A small demo is provided.
Create an venv, install the package, and test (above code is for windows):
py -3 -m venv venv
venv\Scripts\activate.bat
pip install hyperlink_preview
python -m hyperlink_preview.demo_html https://en.wikipedia.org/wiki/Your_Name
It will:
- get the data to build the preview:
Data for preview:
title: Your Name - Wikipedia
type: website
image: https://upload.wikimedia.org/wikipedia/en/0/0b/Your_Name_poster.png
url: https://en.wikipedia.org/wiki/Your_Name
description: Your Name (Japanese: 君の名は。,...
site_name: en.wikipedia
domain: en.wikipedia.org
- and open your web browser with an exemple of a preview:
pip install hyperlink_preview
import hyperlink_preview as HLP
hlp = HLP.HyperLinkPreview(url="https://en.wikipedia.org/wiki/Your_Name")
if hlp.is_valid:
preview_data = hlp.get_data()
# Return a dict with keys: ['title', 'type', 'image', 'url', 'description', 'site_name']
# Values are None or the value for building a preview.
HyperLinkPreview searches for og tags.
If the target link does not provide them (or not all), HyperLinkPreview searches deeper to find suitable data.
If no image is provided, we search for all img tags in the html. Today GIF, PNG and JPG image formats are handled
.
We take the sizes of all those images, and we give preference to the largest, and whose ratio is <3 and whose sides are > 50px.
For the sake of efficiency:
- read only bytes necessary to know the dimensions of the images (not the whole image)
- parallelized requests to all the images
However, if the target link contains a lot of pictures, it can take a while (one to several seconds) to do all the requests. A hyperlink preview may need to be displayed quickly (for instance: on mouse hover).
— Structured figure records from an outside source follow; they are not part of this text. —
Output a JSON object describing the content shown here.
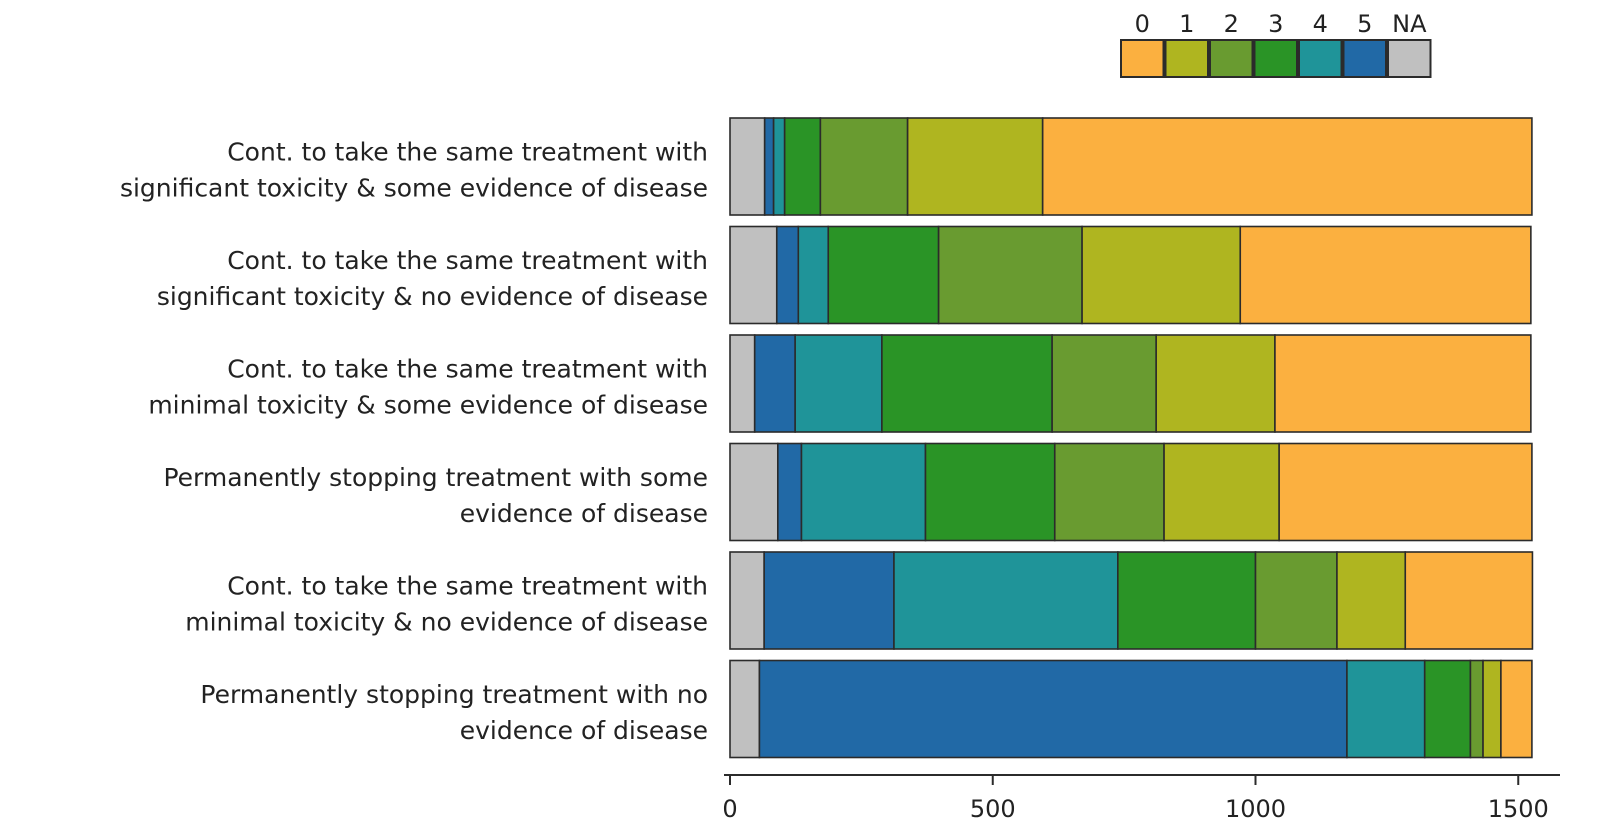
{
  "chart_data": {
    "type": "bar",
    "orientation": "horizontal",
    "stacked": true,
    "categories": [
      [
        "Cont. to take the same treatment with",
        "significant toxicity & some evidence of disease"
      ],
      [
        "Cont. to take the same treatment with",
        "significant toxicity & no evidence of disease"
      ],
      [
        "Cont. to take the same treatment with",
        "minimal toxicity & some evidence of disease"
      ],
      [
        "Permanently stopping treatment with some",
        "evidence of disease"
      ],
      [
        "Cont. to take the same treatment with",
        "minimal toxicity & no evidence of disease"
      ],
      [
        "Permanently stopping treatment with no",
        "evidence of disease"
      ]
    ],
    "series": [
      {
        "name": "NA",
        "color": "#c0c0c0",
        "values": [
          66,
          89,
          47,
          91,
          65,
          56
        ]
      },
      {
        "name": "5",
        "color": "#2169a6",
        "values": [
          17,
          41,
          77,
          45,
          247,
          1118
        ]
      },
      {
        "name": "4",
        "color": "#1f9499",
        "values": [
          21,
          57,
          165,
          236,
          426,
          148
        ]
      },
      {
        "name": "3",
        "color": "#2a9426",
        "values": [
          68,
          210,
          324,
          246,
          262,
          87
        ]
      },
      {
        "name": "2",
        "color": "#699b30",
        "values": [
          166,
          273,
          198,
          208,
          155,
          24
        ]
      },
      {
        "name": "1",
        "color": "#afb520",
        "values": [
          257,
          301,
          226,
          219,
          130,
          34
        ]
      },
      {
        "name": "0",
        "color": "#fbb040",
        "values": [
          931,
          553,
          487,
          481,
          242,
          59
        ]
      }
    ],
    "legend": {
      "position": "top-right",
      "order": [
        "0",
        "1",
        "2",
        "3",
        "4",
        "5",
        "NA"
      ]
    },
    "xticks": [
      "0",
      "500",
      "1000",
      "1500"
    ],
    "xlim": [
      0,
      1580
    ],
    "grid": false,
    "title": "",
    "xlabel": "",
    "ylabel": ""
  }
}
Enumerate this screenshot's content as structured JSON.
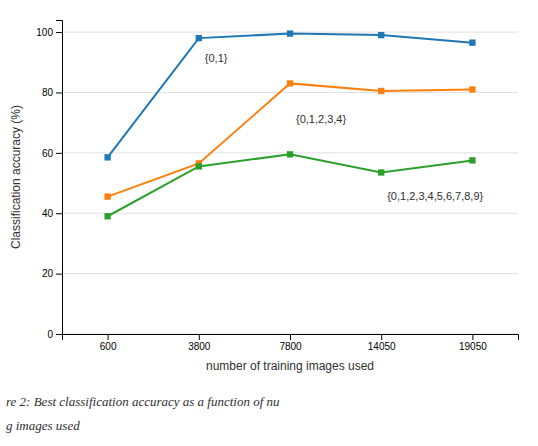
{
  "chart_data": {
    "type": "line",
    "categories": [
      "600",
      "3800",
      "7800",
      "14050",
      "19050"
    ],
    "series": [
      {
        "values": [
          58.5,
          98.0,
          99.5,
          99.0,
          96.5
        ],
        "marker": "square"
      },
      {
        "values": [
          45.5,
          56.5,
          83.0,
          80.5,
          81.0
        ],
        "marker": "square"
      },
      {
        "values": [
          39.0,
          55.5,
          59.5,
          53.5,
          57.5
        ],
        "marker": "square"
      }
    ],
    "annotations": [
      {
        "text": "{0,1}",
        "x": "3800",
        "y": 91.5
      },
      {
        "text": "{0,1,2,3,4}",
        "x": "7800",
        "y": 71.0
      },
      {
        "text": "{0,1,2,3,4,5,6,7,8,9}",
        "x": "14050",
        "y": 45.5
      }
    ],
    "xlabel": "number of training images used",
    "ylabel": "Classification accuracy (%)",
    "ylim": [
      0,
      104
    ],
    "yticks": [
      0,
      20,
      40,
      60,
      80,
      100
    ],
    "grid": true,
    "caption": [
      "re 2: Best classification accuracy as a function of nu",
      "g images used"
    ]
  }
}
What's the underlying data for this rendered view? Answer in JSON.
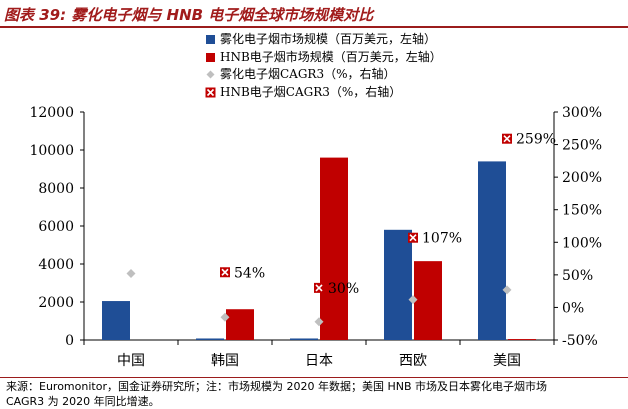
{
  "title": "图表 39:  雾化电子烟与 HNB 电子烟全球市场规模对比",
  "legend": [
    {
      "label": "雾化电子烟市场规模（百万美元，左轴）",
      "symbol": "square",
      "color": "#1f4e96"
    },
    {
      "label": "HNB电子烟市场规模（百万美元，左轴）",
      "symbol": "square",
      "color": "#c00000"
    },
    {
      "label": "雾化电子烟CAGR3（%，右轴）",
      "symbol": "diamond",
      "color": "#bfbfbf"
    },
    {
      "label": "HNB电子烟CAGR3（%，右轴）",
      "symbol": "x-square",
      "color": "#c00000"
    }
  ],
  "chart_data": {
    "type": "bar",
    "categories": [
      "中国",
      "韩国",
      "日本",
      "西欧",
      "美国"
    ],
    "series": [
      {
        "name": "雾化电子烟市场规模（百万美元，左轴）",
        "kind": "bar",
        "axis": "left",
        "color": "#1f4e96",
        "values": [
          2050,
          80,
          80,
          5800,
          9400
        ]
      },
      {
        "name": "HNB电子烟市场规模（百万美元，左轴）",
        "kind": "bar",
        "axis": "left",
        "color": "#c00000",
        "values": [
          0,
          1620,
          9600,
          4150,
          50
        ]
      },
      {
        "name": "雾化电子烟CAGR3（%，右轴）",
        "kind": "marker-diamond",
        "axis": "right",
        "color": "#bfbfbf",
        "values": [
          52,
          -15,
          -22,
          12,
          27
        ]
      },
      {
        "name": "HNB电子烟CAGR3（%，右轴）",
        "kind": "marker-x-square",
        "axis": "right",
        "color": "#c00000",
        "values": [
          null,
          54,
          30,
          107,
          259
        ],
        "labels": [
          null,
          "54%",
          "30%",
          "107%",
          "259%"
        ]
      }
    ],
    "y_left": {
      "min": 0,
      "max": 12000,
      "ticks": [
        "0",
        "2000",
        "4000",
        "6000",
        "8000",
        "10000",
        "12000"
      ],
      "tick_values": [
        0,
        2000,
        4000,
        6000,
        8000,
        10000,
        12000
      ]
    },
    "y_right": {
      "min": -50,
      "max": 300,
      "ticks": [
        "-50%",
        "0%",
        "50%",
        "100%",
        "150%",
        "200%",
        "250%",
        "300%"
      ],
      "tick_values": [
        -50,
        0,
        50,
        100,
        150,
        200,
        250,
        300
      ]
    },
    "grid": false,
    "legend_position": "top"
  },
  "footer": {
    "line1": "来源：Euromonitor，国金证券研究所；注：市场规模为 2020 年数据；美国 HNB 市场及日本雾化电子烟市场",
    "line2": "CAGR3 为 2020 年同比增速。"
  }
}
In that case:
import hyperlink_preview as HLP
hlp = HLP.HyperLinkPreview(url="https://en.wikipedia.org/wiki/Your_Name")
if hlp.is_valid:
preview_data = hlp.get_data(wait_for_imgs=False)
# returns as soon as the data are fetched, but don't wait to "parse" all images tags if needed.
# it allows you to display a spinner as link preview image (or anything else to keep your user waiting).
# ... later you can get the remaining image data if needed:
if preview_data["image"] is None:
preview_data = hlp.get_data(wait_for_imgs=True)